Придвинув тарелку с дымящейся едой, Витёк потянулся за куском хлеба. Тут корабль, одновременно с оглушительным грохотом, словно подбросило. Стол больно саданул по рёбрам. Свет вырубился, осталось лишь тусклое аварийное освещение. Макароны разлетелись по полу. Рядом с ними, подпрыгивая, дребезжала тарелка. Мелькнула досада о пропавшем ужине, но в следующую секунду Витька понял, что остаться голодным – ерунда. Что с кораблём? Он ведёт себя странно! Лёгкий крен на левый борт вместо того, чтобы, как обычно, выправиться, медленно, но верно усиливался.
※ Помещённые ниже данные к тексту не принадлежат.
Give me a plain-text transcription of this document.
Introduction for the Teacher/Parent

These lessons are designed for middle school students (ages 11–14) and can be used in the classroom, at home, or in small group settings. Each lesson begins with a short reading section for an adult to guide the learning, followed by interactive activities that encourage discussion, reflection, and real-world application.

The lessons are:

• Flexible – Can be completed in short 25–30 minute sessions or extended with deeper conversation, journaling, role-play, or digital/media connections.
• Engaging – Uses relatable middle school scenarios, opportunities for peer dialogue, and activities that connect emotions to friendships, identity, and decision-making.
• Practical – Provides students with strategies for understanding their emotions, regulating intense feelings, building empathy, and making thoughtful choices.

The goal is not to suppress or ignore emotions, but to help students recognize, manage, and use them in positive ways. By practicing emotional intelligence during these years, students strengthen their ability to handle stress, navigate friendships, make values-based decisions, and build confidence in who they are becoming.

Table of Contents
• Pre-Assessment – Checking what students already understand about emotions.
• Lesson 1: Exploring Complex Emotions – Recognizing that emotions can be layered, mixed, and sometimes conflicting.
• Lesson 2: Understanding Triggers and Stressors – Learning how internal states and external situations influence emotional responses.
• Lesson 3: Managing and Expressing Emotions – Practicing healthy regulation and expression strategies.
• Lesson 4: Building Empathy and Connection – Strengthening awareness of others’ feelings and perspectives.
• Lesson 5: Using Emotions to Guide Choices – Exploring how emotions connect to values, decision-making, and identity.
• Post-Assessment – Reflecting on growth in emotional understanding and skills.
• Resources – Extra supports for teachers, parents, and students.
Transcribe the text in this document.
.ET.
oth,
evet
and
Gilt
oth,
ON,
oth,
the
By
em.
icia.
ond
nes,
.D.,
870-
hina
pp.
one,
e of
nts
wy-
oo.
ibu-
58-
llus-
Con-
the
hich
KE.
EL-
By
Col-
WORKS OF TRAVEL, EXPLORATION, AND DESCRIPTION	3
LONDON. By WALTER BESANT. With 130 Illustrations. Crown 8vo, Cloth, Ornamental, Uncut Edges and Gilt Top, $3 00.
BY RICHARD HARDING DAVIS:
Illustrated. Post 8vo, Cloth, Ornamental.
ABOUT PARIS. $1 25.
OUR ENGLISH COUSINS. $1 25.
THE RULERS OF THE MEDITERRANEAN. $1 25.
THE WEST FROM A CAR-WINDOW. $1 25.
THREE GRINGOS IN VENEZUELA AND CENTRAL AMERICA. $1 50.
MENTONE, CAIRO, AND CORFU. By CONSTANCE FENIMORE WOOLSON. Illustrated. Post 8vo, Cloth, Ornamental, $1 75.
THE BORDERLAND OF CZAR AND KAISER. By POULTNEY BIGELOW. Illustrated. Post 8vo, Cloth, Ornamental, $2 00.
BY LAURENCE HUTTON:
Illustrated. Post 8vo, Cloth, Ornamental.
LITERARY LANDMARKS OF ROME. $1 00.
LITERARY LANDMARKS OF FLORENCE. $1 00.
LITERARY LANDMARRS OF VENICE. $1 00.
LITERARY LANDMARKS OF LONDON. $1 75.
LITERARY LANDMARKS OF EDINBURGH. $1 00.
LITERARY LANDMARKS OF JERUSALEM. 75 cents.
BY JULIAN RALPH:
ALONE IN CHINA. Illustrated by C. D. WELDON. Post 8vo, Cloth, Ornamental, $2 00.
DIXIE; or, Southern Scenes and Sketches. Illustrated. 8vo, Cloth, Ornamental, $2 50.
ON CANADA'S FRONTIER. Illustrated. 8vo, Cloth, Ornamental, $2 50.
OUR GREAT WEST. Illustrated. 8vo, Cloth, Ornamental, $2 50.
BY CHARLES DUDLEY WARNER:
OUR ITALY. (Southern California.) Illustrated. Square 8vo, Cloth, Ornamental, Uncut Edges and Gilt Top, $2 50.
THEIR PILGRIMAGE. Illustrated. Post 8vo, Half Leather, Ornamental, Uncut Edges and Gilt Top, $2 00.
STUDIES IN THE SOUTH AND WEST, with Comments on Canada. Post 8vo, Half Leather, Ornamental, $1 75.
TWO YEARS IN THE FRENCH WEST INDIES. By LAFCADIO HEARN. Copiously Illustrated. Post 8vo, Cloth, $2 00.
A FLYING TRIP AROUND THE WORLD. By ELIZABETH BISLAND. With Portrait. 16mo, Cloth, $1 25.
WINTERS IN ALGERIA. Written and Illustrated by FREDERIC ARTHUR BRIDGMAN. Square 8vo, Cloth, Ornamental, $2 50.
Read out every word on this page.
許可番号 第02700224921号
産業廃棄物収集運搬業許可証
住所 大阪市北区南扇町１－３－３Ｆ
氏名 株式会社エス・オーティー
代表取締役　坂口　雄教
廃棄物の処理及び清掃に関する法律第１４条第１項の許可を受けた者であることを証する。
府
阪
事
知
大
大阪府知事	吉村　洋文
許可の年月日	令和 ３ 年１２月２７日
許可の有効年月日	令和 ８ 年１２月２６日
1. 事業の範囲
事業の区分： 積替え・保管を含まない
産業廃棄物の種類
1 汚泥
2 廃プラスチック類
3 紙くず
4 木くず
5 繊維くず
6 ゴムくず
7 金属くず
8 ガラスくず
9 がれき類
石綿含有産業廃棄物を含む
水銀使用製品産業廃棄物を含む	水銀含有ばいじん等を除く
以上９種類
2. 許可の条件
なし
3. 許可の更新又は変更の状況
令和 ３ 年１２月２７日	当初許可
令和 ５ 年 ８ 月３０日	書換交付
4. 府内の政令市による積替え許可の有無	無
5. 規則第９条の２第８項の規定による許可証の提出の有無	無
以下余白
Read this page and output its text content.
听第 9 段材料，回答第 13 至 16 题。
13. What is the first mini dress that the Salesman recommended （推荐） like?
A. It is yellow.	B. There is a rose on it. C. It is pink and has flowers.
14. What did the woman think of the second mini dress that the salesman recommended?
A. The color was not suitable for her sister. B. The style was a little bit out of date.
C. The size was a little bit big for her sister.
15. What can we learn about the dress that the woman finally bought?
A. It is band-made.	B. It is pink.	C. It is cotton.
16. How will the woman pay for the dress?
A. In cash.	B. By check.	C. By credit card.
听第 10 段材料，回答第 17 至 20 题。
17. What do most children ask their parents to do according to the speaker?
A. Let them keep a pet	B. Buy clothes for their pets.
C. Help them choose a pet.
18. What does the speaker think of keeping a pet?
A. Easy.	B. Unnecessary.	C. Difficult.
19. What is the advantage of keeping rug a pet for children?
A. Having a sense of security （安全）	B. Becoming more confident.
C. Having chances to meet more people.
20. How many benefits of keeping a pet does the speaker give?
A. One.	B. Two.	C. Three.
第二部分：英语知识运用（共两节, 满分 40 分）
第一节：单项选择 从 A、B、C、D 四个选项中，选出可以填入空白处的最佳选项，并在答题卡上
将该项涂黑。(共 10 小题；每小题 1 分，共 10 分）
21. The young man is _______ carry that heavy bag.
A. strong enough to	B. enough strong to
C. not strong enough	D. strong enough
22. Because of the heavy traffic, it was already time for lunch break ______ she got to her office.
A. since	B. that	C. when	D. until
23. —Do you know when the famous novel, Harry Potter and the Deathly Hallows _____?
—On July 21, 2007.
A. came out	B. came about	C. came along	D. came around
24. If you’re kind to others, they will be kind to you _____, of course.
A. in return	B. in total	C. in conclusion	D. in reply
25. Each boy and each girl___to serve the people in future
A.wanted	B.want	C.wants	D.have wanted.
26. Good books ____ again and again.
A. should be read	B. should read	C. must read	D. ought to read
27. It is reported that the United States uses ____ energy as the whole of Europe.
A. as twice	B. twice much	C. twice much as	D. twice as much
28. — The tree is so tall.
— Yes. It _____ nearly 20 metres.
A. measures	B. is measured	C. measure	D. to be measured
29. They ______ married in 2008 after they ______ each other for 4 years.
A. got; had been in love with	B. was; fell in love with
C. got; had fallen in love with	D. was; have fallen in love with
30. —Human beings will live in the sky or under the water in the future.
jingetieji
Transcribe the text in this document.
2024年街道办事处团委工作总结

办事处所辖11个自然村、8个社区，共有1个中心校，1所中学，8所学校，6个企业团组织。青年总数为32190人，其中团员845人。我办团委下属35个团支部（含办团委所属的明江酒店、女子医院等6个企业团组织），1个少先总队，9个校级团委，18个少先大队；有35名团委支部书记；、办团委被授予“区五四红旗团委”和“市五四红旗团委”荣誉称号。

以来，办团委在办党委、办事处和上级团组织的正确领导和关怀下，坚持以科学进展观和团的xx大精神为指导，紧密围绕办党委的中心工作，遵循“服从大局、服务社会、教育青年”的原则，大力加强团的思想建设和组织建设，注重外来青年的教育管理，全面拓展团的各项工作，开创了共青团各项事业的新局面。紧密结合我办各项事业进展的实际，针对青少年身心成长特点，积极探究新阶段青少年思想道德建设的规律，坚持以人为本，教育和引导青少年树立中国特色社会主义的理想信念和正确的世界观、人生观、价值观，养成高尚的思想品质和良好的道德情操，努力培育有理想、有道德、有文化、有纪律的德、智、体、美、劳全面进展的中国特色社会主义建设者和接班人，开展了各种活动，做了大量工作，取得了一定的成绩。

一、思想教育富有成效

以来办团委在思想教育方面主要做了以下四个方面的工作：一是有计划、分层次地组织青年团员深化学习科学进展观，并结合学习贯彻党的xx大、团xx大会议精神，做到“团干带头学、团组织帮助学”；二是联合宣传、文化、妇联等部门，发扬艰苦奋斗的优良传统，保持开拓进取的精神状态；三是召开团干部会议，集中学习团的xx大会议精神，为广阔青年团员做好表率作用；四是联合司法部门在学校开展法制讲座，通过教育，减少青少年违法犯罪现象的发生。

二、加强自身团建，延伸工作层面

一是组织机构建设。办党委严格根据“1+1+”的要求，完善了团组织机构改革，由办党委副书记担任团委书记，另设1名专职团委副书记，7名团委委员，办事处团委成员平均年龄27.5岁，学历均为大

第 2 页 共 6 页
Резкий гул ревуна разрезал мглу. Тревога – не учебная, настоящая! Что стряслось? Вражеская торпеда? Скорее мина! Вместе с другими Витька кинулся на палубу по лестнице, уходящей из-под ног. Нет, паники не было, но неразбериха имела место. Оглядевшись, Витька понял насколько всё плохо. Увеличивающийся крен грозил опрокинуть судно. Вместе с тем ветер, хлеща солёными брызгами по щекам, всё крепчал. Начинался шторм. Но, одно дело – когда в шторм ты на корабле, совсем другое – оказаться во мраке бушующих волн посреди моря.
– Свистать всех наверх! – орал, перекрывая свист ветра, капитан Шахабов.
Значит – самое худшее. Готовится полная эвакуация, хана кораблю! Из нижних трюмов окровавленные матросы тащили то ли раненых, то ли мёртвых товарищей.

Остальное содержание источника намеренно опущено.